As people who bear the name “Christian,” we are called and empowered to stand up and speak out against the intolerance and hatred obscenely on display in Charlottesville. As our Presiding Bishop, Elizabeth Eaton, reminds us, “White supremacy has no place in the kingdom of God, only the love and healing of the reign of the Prince of Peace.” The kingdom of God is not some far-off reality, waiting for us when we leave this earth; it is right here and now, for those who allow themselves to be claimed by it and commit themselves to live according to its values. We either follow Jesus, or we follow someone and something less.

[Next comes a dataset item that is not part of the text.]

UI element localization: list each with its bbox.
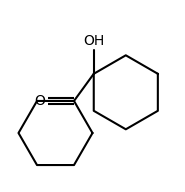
Text: O: O bbox=[34, 94, 45, 108]
Text: OH: OH bbox=[83, 34, 104, 48]
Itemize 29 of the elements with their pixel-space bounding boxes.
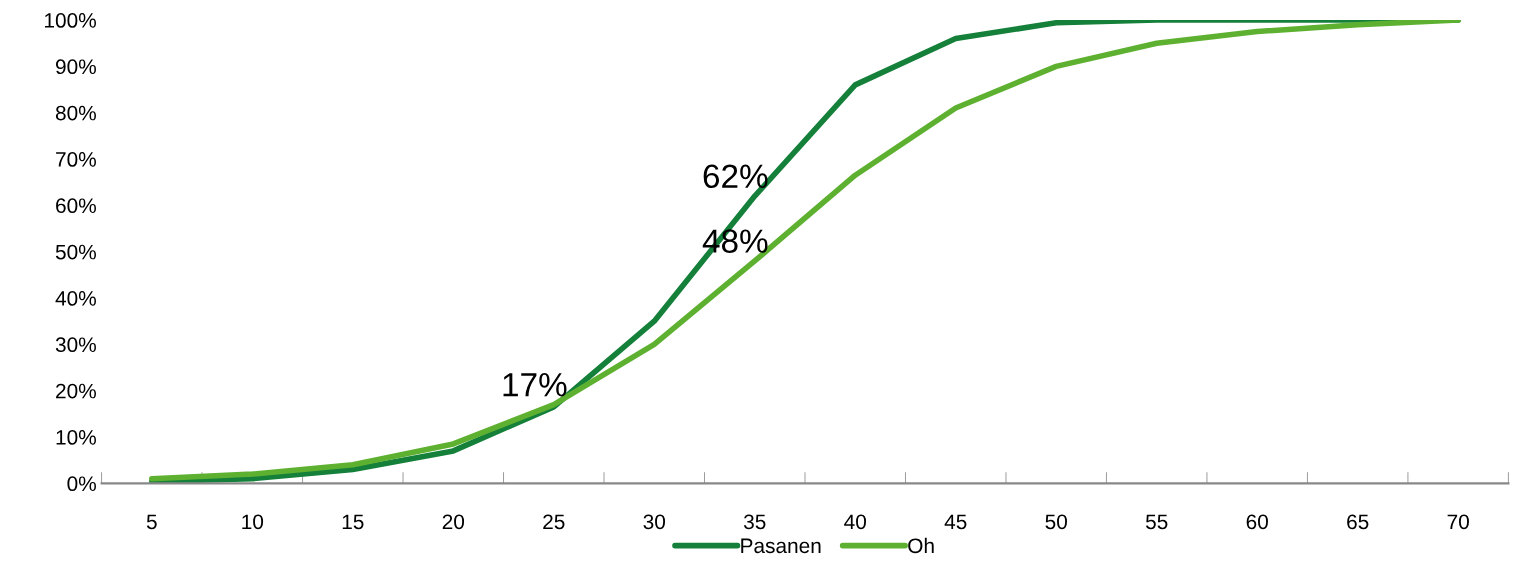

It is important to call a thing by its right name. Racism is not simply a “problem.” In the ELCA’s social statement “Freed in Christ: Race, Ethnicity and Culture,” we are reminded that “Racism – a mix of power, privilege, and prejudice – is sin, a violation of God’s intention for humanity. The resulting racial, ethnic, or cultural barriers deny the truth that all people are God’s creatures and, therefore, persons of dignity. Racism fractures and fragments both church and society.” (You can read the full social statement here.)
As Lutheran Christians we acknowledge that we are both saint and sinner at the same time. So even as we who are white are honest about our own racist tendencies, we can also allow what Abraham Lincoln called “the better angels of our nature” to spur us to action against those tendencies. The kingdom in which we live will benefit. Sometimes, intolerance is a good thing: we can refuse to laugh at the racist joke, we can refuse to pass on the email containing the Islamophobic rumor, we can refuse to stay silent instead of confronting the teller of the homophobic story. We are who Christ has made us, and he has not made us to remain quiet in the face of hate.
And I ask you to do more. Don’t simply celebrate the idea of diversity; cross whatever boundaries define your life and seek out someone who qualifies as “other” and actually get to know them, because they too are people for whom Christ died and as such are our brothers and sisters. Loving those who Christ loves is truly God’s work, and it’s in our hands. Let’s get going, Church.